Updated results from the Opdivo (nivolumab)/Yervoy (ipilimumab) arms in CheckMate-012, a multi-arm Phase Ib trial evaluating the former in patients with chemotherapy-naïve advanced non-small cell lung cancer (NSCLC), showed objective response rates ranging from 13% to 39%.
Median duration of response was not reached in any of these arms with a median follow-up of 6.2 months to 16.6 months, and median progression-free survival ranged from 4.9 months to 10.6 months, the firm said.
On the safety side, the new dosing schedules resulted in less toxicity than previously-reported ones, and were characterised by low frequency of treatment-related adverse events leading to discontinuation (3% to 10%) and no treatment-related deaths.
Clinical data from combinations of Opdivo+Yervoy have already been reported in previously untreated metastatic melanoma, showing increased efficacy (but also a rise in side effects), and US regulators are currently considering whether the firm should be able to market the dual therapy in this indication.
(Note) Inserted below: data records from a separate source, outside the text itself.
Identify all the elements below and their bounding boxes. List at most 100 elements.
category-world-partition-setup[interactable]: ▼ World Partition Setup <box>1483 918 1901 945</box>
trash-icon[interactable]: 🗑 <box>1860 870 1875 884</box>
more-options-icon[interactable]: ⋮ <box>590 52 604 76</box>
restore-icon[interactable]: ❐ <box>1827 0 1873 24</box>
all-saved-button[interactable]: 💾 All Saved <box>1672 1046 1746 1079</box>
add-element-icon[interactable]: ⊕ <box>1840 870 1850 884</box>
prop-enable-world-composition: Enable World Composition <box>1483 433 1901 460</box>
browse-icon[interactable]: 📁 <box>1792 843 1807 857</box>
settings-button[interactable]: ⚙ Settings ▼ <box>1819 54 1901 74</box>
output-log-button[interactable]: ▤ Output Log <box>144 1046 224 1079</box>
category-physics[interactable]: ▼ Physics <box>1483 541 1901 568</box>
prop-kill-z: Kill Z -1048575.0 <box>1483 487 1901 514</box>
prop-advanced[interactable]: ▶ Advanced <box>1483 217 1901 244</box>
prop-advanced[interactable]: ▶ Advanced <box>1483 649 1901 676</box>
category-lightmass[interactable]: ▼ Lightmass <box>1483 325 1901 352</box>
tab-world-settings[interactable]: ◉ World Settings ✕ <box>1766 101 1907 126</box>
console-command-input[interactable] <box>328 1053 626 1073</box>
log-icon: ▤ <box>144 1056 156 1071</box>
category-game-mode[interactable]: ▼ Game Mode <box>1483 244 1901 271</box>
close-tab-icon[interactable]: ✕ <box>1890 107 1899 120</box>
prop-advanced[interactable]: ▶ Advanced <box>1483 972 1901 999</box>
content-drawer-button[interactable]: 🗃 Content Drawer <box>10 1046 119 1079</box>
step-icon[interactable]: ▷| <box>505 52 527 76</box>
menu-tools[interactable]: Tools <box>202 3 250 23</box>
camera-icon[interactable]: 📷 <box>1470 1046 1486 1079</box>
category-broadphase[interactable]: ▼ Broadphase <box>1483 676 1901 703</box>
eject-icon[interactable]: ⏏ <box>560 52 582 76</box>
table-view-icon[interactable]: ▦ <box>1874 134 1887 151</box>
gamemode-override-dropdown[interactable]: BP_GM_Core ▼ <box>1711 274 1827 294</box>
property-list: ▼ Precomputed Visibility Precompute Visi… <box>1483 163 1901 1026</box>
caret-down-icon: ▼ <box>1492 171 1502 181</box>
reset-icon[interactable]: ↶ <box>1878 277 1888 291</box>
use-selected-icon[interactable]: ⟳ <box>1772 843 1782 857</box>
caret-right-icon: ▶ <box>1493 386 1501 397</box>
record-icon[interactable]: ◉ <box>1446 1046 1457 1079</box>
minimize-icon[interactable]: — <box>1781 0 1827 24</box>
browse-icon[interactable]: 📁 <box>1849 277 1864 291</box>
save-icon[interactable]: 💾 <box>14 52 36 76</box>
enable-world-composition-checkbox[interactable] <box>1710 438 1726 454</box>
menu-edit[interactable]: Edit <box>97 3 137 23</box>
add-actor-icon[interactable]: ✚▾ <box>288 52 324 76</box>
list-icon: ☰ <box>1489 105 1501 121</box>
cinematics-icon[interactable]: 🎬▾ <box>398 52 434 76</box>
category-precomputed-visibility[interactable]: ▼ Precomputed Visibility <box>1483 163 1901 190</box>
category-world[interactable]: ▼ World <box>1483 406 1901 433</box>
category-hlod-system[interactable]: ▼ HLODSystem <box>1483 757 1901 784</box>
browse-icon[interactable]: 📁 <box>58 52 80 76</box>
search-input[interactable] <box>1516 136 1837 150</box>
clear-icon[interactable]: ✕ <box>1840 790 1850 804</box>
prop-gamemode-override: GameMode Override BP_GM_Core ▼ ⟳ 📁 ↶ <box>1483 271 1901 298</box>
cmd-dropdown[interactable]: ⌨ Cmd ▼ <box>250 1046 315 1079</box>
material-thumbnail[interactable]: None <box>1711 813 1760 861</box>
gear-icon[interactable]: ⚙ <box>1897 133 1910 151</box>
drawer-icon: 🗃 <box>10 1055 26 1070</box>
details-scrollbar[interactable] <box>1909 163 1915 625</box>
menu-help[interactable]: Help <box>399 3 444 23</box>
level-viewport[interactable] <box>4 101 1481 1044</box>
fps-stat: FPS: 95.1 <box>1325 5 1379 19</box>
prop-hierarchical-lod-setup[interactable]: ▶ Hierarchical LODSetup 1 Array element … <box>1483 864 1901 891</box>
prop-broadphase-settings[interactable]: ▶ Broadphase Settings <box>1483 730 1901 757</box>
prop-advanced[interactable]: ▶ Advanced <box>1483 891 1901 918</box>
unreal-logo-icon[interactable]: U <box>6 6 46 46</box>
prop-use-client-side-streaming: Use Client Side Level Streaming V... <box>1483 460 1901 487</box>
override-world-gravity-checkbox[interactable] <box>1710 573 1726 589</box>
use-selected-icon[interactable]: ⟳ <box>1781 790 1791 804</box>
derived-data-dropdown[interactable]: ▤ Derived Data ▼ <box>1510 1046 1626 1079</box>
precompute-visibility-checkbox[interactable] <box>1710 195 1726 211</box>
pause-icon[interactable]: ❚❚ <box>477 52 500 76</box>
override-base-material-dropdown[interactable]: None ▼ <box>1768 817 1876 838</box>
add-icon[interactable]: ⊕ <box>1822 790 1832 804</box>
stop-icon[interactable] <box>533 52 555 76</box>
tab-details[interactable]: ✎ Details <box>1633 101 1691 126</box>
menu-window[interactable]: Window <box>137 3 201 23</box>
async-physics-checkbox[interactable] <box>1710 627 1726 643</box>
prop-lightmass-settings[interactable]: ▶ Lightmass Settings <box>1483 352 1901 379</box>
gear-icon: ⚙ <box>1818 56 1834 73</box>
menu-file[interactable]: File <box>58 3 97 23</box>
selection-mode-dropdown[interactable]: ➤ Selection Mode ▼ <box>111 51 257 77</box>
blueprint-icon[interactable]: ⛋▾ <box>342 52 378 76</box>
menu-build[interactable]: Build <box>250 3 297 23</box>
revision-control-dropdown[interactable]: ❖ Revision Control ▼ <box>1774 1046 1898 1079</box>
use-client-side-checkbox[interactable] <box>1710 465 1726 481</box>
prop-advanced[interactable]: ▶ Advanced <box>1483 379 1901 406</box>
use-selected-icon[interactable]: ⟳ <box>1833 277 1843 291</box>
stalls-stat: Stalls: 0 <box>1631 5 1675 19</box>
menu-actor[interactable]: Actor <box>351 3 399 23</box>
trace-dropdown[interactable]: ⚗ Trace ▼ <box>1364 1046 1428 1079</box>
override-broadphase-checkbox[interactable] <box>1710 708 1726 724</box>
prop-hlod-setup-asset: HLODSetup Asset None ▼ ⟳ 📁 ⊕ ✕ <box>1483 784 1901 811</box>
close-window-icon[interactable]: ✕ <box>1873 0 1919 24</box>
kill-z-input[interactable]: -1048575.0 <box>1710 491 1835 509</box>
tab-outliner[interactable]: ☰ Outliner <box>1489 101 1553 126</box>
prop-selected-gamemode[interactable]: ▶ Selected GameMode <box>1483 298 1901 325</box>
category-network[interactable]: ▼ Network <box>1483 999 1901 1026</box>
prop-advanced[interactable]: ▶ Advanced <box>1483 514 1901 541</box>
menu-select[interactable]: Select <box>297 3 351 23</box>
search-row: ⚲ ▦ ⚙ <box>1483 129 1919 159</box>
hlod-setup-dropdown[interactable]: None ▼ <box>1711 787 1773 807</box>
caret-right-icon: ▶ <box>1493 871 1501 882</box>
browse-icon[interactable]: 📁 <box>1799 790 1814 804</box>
Preliminary data from this trial “similarly push the envelope of benefit with an immunotherapy combination strategy in the first-line treatment of advanced non-small cell lung cancer which warrants further studies,” noted Naiyer Rizvi, director of Thoracic Oncology and Immunotherapeutics for the Division of Haematology and Oncology at Columbia University Medical Centre.
Last week BMS filed a supplemental Biologics License Application seeking permission to market Opdivo for previously treated patients with non-squamous non-small cell lung cancer, adding to its approved indications in squamous NSCLC and advanced melanoma.